Nobel ödülünü aldıktan sonra yaptığı konuşmalarda eğitimin, özellikle de kız çocuklarının eğitiminin önemini vurgulayan Prof. Aziz Sancar, “Bilim yapmak genetik veya zeka meselesi değil, gelenek meselesidir. Dolayısıyla bunu bir gelenek haline getirmeli ve çocuklarımıza erken yaşta aşılamalıyız” diyor. Mayıs ayında Hürriyet Gazetesinden Nuran Çakmakçı’ya verdiği röportajda şöyle devam ediyor Sancar: “Biz ülke olarak, 500 yıllık Osmanlı ve Türk tarihinde bilime önemli katkılar yapmış değiliz. Peki, neden yapmadık? Çoğu insan buna “Zeki olmadığınız için” der.
Ancak bilim yapmak genetik veya zekâ meselesi değil, gelenek meselesidir. Dolayısıyla bunu bir gelenek haline getirmeli ve çocuklarımıza erken yaşta aşılamalıyız. Bu konuda sosyal bilimcilerin çalışma yapmaları lazım. Ben bir bilim adamıyım ve bilim yapıyorum. Fakat sebebini bilemiyorum. Nasıl çözeriz konusunda, bilim yapmaya teşvik etmekten başka ben bir şey tavsiye edemem.”

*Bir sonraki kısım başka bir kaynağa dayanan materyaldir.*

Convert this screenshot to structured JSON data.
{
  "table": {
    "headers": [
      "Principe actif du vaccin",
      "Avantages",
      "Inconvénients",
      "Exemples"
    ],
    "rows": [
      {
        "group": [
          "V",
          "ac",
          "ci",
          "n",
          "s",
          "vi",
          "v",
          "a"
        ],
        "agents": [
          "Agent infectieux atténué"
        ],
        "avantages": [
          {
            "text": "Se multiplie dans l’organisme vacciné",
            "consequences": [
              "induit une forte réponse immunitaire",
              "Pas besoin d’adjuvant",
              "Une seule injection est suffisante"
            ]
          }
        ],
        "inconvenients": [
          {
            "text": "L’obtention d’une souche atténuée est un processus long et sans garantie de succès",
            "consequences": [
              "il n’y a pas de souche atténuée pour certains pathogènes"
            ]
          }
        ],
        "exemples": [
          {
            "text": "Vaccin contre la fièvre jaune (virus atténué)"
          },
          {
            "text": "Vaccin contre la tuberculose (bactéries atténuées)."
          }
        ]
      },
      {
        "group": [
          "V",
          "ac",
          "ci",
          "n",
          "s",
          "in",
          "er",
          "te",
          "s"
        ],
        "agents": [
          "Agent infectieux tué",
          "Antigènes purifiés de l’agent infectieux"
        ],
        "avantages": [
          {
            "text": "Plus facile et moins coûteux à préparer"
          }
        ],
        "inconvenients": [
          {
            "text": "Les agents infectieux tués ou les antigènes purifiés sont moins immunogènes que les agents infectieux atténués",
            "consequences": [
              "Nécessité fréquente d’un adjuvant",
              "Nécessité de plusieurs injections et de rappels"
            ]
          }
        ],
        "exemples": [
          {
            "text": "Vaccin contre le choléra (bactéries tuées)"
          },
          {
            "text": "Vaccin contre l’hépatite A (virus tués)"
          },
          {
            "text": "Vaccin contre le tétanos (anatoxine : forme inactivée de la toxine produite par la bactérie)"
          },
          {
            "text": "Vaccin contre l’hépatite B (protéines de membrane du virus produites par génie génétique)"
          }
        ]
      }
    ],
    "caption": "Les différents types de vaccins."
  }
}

Sancar, aldığı Nobel Kimya ödülünü Anıtkabir’de Mustafa Kemal Atatürk’e armağan etti. Atatürk deyince onun çok iyi bir okuyucu olduğu bilinir. Yaşamının tamamı dolu ve yoğun olan Atatürk’ün 57 yıllık yaşamında çoğu işaretlenmiş ve not alınmış 4 bin kitap okuduğu arşivler ile tespit edilmiştir. Kitaplara verdiği önemi şu sözlerle dile getiriyor Atatürk: “Çocukluğumda elime geçen iki kuruştan birini kitaplara vermeseydim işlerin hiçbirini yapamazdım.” Bunu da “Cumhuriyetin temeli kültürdür” ifadesiyle okula, okumaya ve kültüre verdiği önemi ortaya koymaktadır. Bu vesileyle siyasilerin ve yöneticilerin okumalarının ne kadar önemli olduğu da görülmekte. Çünkü sorumluluk sahibi yönetici, aldığı kararları süzgeçten geçirmek zorunda. Az okumuş ya da okumayan idarecinin süzgeci kalbur gibi olur. İncelik ve hassasiyet yoktur, sağlıklı muhakemesi yoktur. Ne kadar az okumuşsa o kadar az beslenir. O kadar dar görüşlüdür. Ufkunu ya da çevresini göremez. “İyi seçilmiş kitapları okumak, geçmiş yüzyılların seçkin zekâlarıyla önceden düzenlenmiş bir konuşmaya katılmak gibidir” demiş Descartes. Öyleyse ‘okuyan insan okuduğu kitap sayısı kadar insandır’ diyebiliriz.
Son söz yerine;
Maalesef okumayı ‘not yükseltmek’ ve sınıf geçmek için olarak algılayan öğrencilerimizin, boş zamanlarını değerlendirdikleri bir ‘eğlence’ aracı olarak gören velilerimizin, bildiri ya da sunumları için alıntı yapma aracı olarak gören akademisyenlerimizin, vakti olmadığı için kitap okuyamayan siyasetçilerimizin ve tüm bunların farkında olmayan resmi makamlarımızın olduğu bir ülkemiz var.
Ne var ki, bunu düzeltmek mümkün. Köklü reformlar yapılması ve bu trajik tablonun bir gün değişmesi umudunu hiç yitirmemeliyiz. Çünkü okumak, umut etmektir aynı zamanda. Hep birlikte ve barış içerisinde yaşamak istiyorsak eğitim seviyemizi yükseltmeliyiz. Okuyan insanda empati duygusu gelişir çünkü, adalet duygusu gelişir. Bu da barışı getirir.